Pandora set a revenue target of 1 billion Danish kroner in the category by 2026 at its 2023 Capital Markets Day, but now doesn’t expect to hit this target until beyond 2026.
Its other jewelry collections posted strong growth as well.
Pandora’s core segment, which includes its “Moments” and “Me” collections, as well as its collaborations, saw sales up 7 percent at actual exchange rates in the quarter and for the year.
Its “fuel with more” segment, which includes its lab-grown diamond jewelry as well as its “Timeless” and “Signature” collections, saw sales grow 21 percent in the quarter and 32 percent for the year.
Pandora credited its strong organic growth in the U.S. to the momentum generated by new store openings over the past year.
In Q4, the company opened 54 concept stores and 62 Pandora-owned shop-in-shops.

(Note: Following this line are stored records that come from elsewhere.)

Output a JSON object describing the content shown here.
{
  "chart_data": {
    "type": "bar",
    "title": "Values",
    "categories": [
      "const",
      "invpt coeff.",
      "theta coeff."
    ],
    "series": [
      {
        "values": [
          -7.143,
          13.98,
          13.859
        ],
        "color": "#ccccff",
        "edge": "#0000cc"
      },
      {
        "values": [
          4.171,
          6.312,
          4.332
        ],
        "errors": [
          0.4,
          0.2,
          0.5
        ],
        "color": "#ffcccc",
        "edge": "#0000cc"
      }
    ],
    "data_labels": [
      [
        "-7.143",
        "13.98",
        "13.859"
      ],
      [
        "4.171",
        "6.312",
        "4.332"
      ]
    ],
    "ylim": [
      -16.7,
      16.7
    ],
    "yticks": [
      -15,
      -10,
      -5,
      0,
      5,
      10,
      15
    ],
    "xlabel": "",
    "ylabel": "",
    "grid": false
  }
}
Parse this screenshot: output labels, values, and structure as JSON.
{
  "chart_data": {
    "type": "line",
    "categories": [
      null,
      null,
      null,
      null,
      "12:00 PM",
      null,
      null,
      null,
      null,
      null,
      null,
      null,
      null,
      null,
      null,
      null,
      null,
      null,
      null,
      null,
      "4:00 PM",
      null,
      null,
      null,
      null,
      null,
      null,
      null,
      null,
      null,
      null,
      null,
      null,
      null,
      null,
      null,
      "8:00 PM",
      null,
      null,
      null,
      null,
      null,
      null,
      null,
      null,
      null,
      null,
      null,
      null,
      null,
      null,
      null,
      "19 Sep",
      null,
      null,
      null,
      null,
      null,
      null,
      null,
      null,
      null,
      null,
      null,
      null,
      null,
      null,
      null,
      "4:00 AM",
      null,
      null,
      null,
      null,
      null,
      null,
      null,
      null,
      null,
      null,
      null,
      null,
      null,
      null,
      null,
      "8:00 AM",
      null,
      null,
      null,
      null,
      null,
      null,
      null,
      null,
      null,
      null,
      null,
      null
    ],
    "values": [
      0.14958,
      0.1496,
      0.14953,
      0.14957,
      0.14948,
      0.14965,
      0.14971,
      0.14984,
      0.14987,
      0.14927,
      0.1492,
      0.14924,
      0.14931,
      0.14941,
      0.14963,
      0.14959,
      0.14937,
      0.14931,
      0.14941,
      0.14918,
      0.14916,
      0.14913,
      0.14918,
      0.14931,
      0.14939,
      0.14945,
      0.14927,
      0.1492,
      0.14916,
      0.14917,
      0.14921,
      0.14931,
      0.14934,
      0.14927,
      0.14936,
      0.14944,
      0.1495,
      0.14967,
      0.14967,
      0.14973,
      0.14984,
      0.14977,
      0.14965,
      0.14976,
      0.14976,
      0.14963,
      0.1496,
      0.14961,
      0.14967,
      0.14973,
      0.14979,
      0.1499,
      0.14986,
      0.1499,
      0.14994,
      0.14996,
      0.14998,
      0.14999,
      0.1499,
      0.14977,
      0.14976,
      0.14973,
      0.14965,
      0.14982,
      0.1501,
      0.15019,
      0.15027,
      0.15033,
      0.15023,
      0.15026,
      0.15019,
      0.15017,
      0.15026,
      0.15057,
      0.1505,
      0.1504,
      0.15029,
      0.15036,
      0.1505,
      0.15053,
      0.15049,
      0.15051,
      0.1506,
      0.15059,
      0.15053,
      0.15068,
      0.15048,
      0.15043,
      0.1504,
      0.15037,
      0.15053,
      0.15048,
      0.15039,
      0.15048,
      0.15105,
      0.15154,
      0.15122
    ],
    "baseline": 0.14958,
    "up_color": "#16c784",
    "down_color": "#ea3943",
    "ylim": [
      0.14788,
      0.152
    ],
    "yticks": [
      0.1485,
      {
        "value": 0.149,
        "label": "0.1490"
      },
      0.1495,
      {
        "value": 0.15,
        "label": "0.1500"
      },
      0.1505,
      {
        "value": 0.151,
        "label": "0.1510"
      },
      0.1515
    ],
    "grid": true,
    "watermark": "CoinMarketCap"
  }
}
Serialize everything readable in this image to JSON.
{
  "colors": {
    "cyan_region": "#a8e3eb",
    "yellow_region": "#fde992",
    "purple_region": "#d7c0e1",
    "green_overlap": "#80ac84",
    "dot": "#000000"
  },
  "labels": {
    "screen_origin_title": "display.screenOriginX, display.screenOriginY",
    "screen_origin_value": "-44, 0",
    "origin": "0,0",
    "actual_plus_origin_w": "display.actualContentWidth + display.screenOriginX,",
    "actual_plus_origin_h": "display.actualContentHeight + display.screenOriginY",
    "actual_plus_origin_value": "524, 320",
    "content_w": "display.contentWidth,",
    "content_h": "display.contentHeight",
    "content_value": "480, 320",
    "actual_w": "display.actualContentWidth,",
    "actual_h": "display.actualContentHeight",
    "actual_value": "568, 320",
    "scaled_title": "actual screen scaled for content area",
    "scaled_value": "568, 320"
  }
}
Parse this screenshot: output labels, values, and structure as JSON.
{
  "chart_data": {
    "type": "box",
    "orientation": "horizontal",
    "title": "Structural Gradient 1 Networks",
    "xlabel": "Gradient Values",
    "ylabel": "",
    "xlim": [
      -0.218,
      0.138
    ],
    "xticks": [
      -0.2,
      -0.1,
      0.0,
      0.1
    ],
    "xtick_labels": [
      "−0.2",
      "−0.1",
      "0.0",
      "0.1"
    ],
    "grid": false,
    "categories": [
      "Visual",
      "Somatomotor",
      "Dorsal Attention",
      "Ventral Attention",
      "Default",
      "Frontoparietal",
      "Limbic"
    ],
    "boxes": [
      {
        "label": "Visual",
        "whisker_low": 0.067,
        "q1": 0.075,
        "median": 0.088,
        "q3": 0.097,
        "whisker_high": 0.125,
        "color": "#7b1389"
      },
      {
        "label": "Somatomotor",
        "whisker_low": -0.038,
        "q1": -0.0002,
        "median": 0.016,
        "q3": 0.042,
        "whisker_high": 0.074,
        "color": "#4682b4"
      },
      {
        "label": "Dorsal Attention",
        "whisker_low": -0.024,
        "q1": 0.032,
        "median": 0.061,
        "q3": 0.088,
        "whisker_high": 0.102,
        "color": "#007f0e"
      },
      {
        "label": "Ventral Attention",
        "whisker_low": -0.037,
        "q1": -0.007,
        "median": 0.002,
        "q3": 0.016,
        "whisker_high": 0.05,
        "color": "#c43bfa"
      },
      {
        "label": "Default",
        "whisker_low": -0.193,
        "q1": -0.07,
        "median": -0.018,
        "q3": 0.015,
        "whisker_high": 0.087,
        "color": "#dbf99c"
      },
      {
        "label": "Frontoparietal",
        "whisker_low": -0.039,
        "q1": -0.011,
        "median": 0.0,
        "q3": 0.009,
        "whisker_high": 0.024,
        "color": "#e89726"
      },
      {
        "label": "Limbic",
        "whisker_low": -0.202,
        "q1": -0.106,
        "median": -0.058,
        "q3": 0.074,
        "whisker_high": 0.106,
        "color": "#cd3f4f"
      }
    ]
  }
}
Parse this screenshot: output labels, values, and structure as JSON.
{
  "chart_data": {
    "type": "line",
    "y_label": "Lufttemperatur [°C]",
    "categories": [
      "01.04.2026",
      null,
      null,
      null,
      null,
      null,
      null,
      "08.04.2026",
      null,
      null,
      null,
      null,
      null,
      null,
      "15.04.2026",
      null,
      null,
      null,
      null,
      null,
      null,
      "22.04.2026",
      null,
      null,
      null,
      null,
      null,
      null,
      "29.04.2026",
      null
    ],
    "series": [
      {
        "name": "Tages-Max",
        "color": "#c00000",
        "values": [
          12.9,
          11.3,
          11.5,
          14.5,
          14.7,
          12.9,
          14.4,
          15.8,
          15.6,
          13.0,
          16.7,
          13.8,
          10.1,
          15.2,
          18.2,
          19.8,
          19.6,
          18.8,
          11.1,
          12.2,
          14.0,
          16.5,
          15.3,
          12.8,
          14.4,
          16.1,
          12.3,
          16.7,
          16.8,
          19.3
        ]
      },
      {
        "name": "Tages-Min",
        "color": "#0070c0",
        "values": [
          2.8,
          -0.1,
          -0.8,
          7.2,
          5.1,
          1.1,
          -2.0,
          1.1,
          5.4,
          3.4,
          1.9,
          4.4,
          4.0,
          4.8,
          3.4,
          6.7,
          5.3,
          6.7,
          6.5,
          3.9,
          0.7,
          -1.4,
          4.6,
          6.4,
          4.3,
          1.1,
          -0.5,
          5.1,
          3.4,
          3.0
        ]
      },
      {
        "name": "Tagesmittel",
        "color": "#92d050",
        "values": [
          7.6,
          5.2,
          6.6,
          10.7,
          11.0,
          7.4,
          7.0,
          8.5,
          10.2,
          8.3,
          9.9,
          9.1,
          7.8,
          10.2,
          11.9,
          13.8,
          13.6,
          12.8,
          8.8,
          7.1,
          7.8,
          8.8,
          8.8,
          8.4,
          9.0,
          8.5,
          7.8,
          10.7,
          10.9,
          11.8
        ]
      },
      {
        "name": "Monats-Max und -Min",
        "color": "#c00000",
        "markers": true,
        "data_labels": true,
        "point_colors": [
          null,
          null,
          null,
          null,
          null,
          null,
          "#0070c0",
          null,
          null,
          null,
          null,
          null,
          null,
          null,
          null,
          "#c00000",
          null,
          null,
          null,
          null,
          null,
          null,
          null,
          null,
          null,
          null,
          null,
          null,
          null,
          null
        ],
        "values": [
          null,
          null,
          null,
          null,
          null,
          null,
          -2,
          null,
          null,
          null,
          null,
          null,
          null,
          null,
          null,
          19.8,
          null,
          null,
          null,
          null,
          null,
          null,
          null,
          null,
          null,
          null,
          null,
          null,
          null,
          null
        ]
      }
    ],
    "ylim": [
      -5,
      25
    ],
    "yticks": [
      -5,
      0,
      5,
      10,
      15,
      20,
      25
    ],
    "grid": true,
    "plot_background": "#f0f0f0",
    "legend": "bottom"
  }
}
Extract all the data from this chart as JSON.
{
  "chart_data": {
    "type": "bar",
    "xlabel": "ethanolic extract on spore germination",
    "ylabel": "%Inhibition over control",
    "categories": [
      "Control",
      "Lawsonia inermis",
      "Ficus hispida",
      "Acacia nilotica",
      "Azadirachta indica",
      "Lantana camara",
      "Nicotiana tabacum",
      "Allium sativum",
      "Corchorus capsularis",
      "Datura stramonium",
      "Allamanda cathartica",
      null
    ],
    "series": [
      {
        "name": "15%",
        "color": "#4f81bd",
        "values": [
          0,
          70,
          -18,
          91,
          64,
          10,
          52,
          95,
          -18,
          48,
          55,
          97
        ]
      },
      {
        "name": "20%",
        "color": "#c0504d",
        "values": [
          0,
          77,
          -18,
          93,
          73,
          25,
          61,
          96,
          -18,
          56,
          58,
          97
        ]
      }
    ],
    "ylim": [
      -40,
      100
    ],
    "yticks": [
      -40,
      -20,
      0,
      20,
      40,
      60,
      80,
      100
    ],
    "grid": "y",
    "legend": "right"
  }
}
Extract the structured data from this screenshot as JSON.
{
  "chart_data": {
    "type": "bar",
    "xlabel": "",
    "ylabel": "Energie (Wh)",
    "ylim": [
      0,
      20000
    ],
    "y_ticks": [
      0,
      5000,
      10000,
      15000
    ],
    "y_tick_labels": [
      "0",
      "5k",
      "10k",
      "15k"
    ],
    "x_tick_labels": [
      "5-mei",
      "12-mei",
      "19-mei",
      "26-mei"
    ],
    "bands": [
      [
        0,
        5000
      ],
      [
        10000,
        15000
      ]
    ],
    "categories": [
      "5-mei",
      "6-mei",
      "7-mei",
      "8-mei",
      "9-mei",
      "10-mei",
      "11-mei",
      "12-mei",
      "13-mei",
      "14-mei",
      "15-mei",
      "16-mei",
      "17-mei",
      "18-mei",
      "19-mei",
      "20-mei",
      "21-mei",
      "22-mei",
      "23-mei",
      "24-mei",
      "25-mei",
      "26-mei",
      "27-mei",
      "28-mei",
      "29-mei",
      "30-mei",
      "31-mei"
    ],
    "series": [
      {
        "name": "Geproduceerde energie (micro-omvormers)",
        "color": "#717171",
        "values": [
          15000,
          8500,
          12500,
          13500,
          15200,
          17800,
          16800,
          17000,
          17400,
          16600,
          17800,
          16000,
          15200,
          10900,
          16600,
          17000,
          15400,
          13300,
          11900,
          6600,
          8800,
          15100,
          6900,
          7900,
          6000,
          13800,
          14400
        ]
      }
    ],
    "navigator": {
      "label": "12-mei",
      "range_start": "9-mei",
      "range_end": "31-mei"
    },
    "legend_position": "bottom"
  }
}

For the full year, net openings totaled 137 concept stores, in line with its guidance of 125 to 150 openings. It opened 99 Pandora owned shop-in-shops, surpassing its guidance of 50 to 75.
Pandora operated 2,788 concept stores as of Q4, as well as 3,997 other points of sale, including 677 owned by Pandora.
Looking to the year ahead, Pandora is forecasting 7 to 8 percent organic growth with an EBIT margin near 25 percent.
Currently, Q1 is seeing high-single digit like-for-like growth, it said, boosted in part by strong end-of-season sales.
Pandora is scheduled to report its interim first-quarter results on May 7.